Moins d’importations, plus de transformation
Equipée d'une technologie de pointe et conçue pour répondre aux normes internationales de sécurité alimentaire, l'usine devrait "créer de nombreux emplois, stimuler l'activité économique locale et renforcer considérablement les capacités de transformation alimentaire du Tchad", selon les responsables du projet. Concrètement, cet investissement va à terme contribuer à réduire la facture des importations de pâtes alimentaires dans ce pays d'Afrique centrale classé "importateur net de produits alimentaires" par la Banque mondiale. En effet, le Tchad a dépensé un peu plus de 8 milliards de Fcfa pour 22 000 tonnes de pâtes achetées sur le marché international en 2023.

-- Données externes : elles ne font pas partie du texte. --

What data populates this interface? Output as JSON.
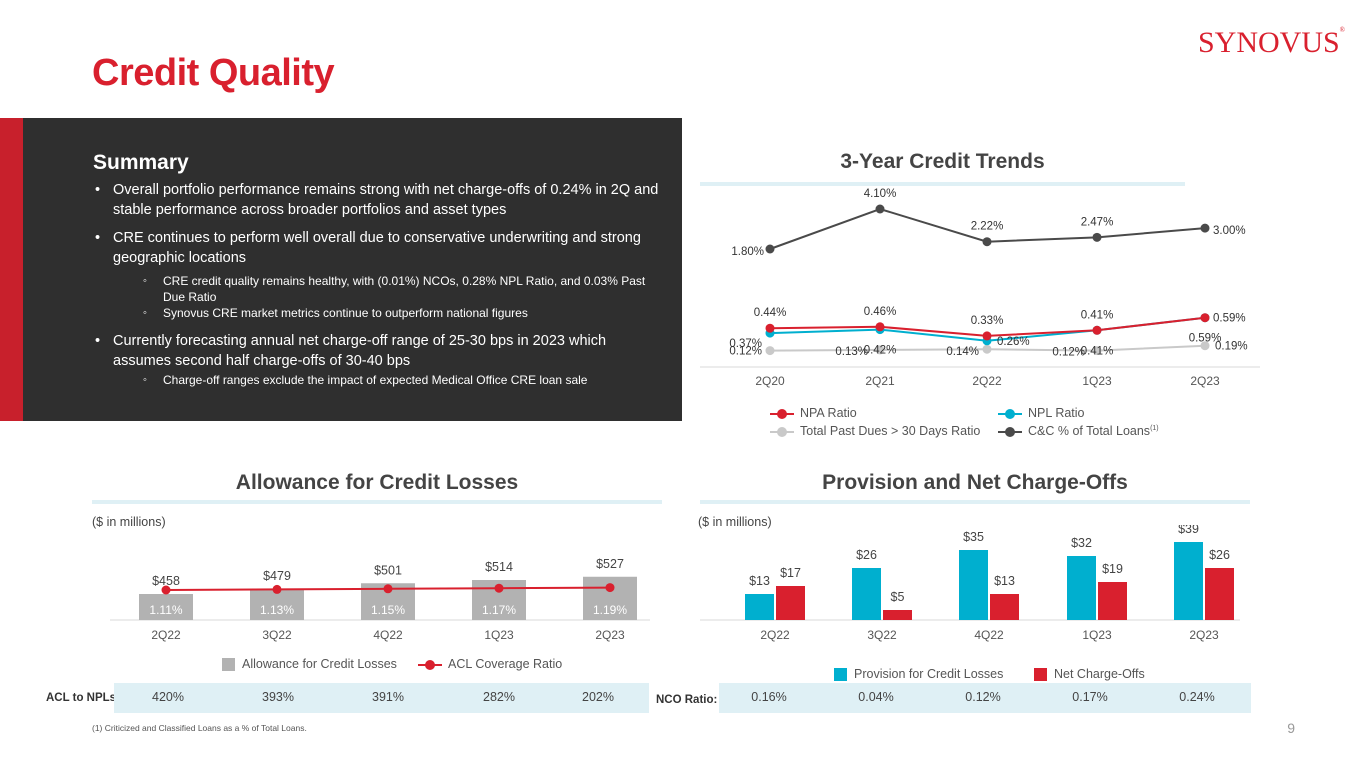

En plus de réduire les importations de pâtes, l’usine entend transformer l’intégralité de la production de céréales locales. Celle-ci n'étant pas conséquente (1 205 tonnes de blé produites en 2023 selon les chiffres de la Direction de la Statistique Agricole du Tchad ndlr), la nouvelle unité va s'appuyer dans un premier temps sur les importations de blé turc dont la moisson a été de 4,1 millions de tonnes pour la campagne agricole 2022-2023 et devrait être croissante en 2024 et au-delà d’après les experts. Sur le long terme, il serait question pour l’usine de s’approvisionner exclusivement auprès des agriculteurs locaux au fur et à mesure que les politiques gouvernementales en matière d'agriculture seront mises en œuvre. Celles-ci prennent en compte divers facteurs tels que la pluviométrie, les pratiques agricoles durables et la résilience face aux changements climatiques. Toutes choses qui concourent à la sécurité alimentaire mais également à soutenir le développement économique dans le pays.